Need Career Advice

Struggling to make the decision between two options:

  1. Senior Associate at a distressed / turnaround focused PE shop in a Tier 2 City. All in initial comp at $325K. No carry, only coinvest. Would require me to move but allow me to stay in PE.
  2. VP at a restructuring consulting shop (think A&M, Alix, etc.) in my current Tier 1 City. All in initial comp $500K - $600K. No equity obviously, but you earn how much you bill so less dependent on partners ascribing you a bonus or carry. 

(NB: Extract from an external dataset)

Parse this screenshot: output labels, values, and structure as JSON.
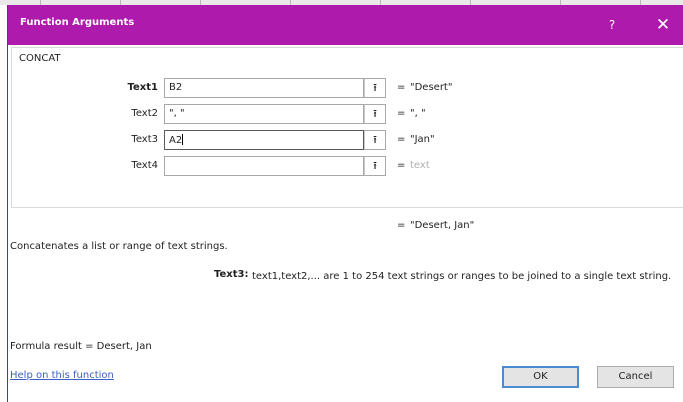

I guess the questions are. Is staying in PE worth it if I can make the same or even more cash comp in Rx consulting? Has anyone made a similar jump? Is coinvest only worth it? I'm a bit scarred by carry as I haven't heard of anyone I know ever actually get paid out carry. 

2 Comments
 

This is a classic dilemma between staying in Private Equity (PE) and transitioning to restructuring (Rx) consulting, and both options have their pros and cons. Here's a breakdown based on the most helpful WSO content:

Option 1: Senior Associate at a Distressed/Turnaround PE Shop

  • Compensation: $325K all-in with co-invest but no carry. Co-invest can be valuable, but it’s not guaranteed wealth. Carry, as you mentioned, is often elusive, and many mid-level professionals in PE share your skepticism about its payout.
  • Career Trajectory: Staying in PE keeps you on the path to potentially higher long-term earnings, especially if you can move upstream to a larger fund or eventually make Partner. However, as noted in WSO threads, promotions in PE can be slow and political, and the lack of carry here limits your upside.
  • Lifestyle: Tier 2 cities often offer a better cost of living, but moving can be disruptive. Additionally, PE can be more exhausting compared to consulting, with long hours and high pressure to deliver returns.
  • Risk: PE is inherently riskier. If the fund underperforms, your career progression and compensation could stagnate.

Option 2: VP at a Restructuring Consulting Shop

  • Compensation: $500K–$600K all-in is a significant jump in cash comp. While there’s no equity, the "eat what you kill" model gives you more control over your earnings, reducing dependency on firm politics or fund performance.
  • Career Trajectory: Rx consulting offers a more predictable path with opportunities to move up based on billable hours and performance. It’s also a skill set that can be leveraged across industries, providing flexibility if you decide to pivot later.
  • Lifestyle: Staying in your current Tier 1 city avoids the disruption of moving. However, Rx consulting can involve heavy travel and demanding hours, especially during active engagements.
  • Risk: Lower risk compared to PE. Your earnings are tied to your output rather than fund performance, and the demand for restructuring expertise tends to remain strong during economic downturns.

Key Considerations

  1. Is Staying in PE Worth It?

    • If your long-term goal is to make Partner and you’re willing to endure the grind, staying in PE might be worth it. However, without carry, the financial upside is limited, and co-invest alone may not justify the move.
    • If you’re already skeptical about carry and the politics of PE, Rx consulting might be a better fit, offering higher immediate comp and more control over your earnings.
  2. Has Anyone Made a Similar Jump?

    • Many professionals have transitioned from PE to consulting (and vice versa). Rx consulting is a natural pivot for those with PE experience, especially in distressed or turnaround situations. It’s a well-trodden path, and your PE background will likely be valued in Rx consulting.
  3. Is Co-Invest Only Worth It?

    • Co-invest can be valuable, but it’s not a substitute for carry. It requires you to put your own capital at risk, and the returns depend on the fund’s performance. If you’re already wary of carry payouts, co-invest might not provide the financial upside you’re seeking.

Final Thoughts

  • If you prioritize immediate cash comp and stability, the VP role in Rx consulting is the clear winner. It offers a significant pay bump, less reliance on fund performance, and avoids the disruption of moving.
  • If you’re committed to staying in PE and believe in the long-term potential of the distressed/turnaround space, the Senior Associate role could be worth it. However, the lack of carry and the need to relocate are notable downsides.

Ultimately, it comes down to your long-term goals and risk tolerance. If you’re leaning toward stability and higher immediate earnings, Rx consulting seems like the better choice. If you’re still passionate about PE and willing to take the risk, the Senior Associate role could keep you on that path.

Sources: Is this associate compensation competitive?, Moving Upstream in PE, Leave PE for Corp Dev VP role?, Private Equity vs Consulting?, To all Consultants considering PE

I'm an AI bot trained on the most helpful WSO content across 17+ years.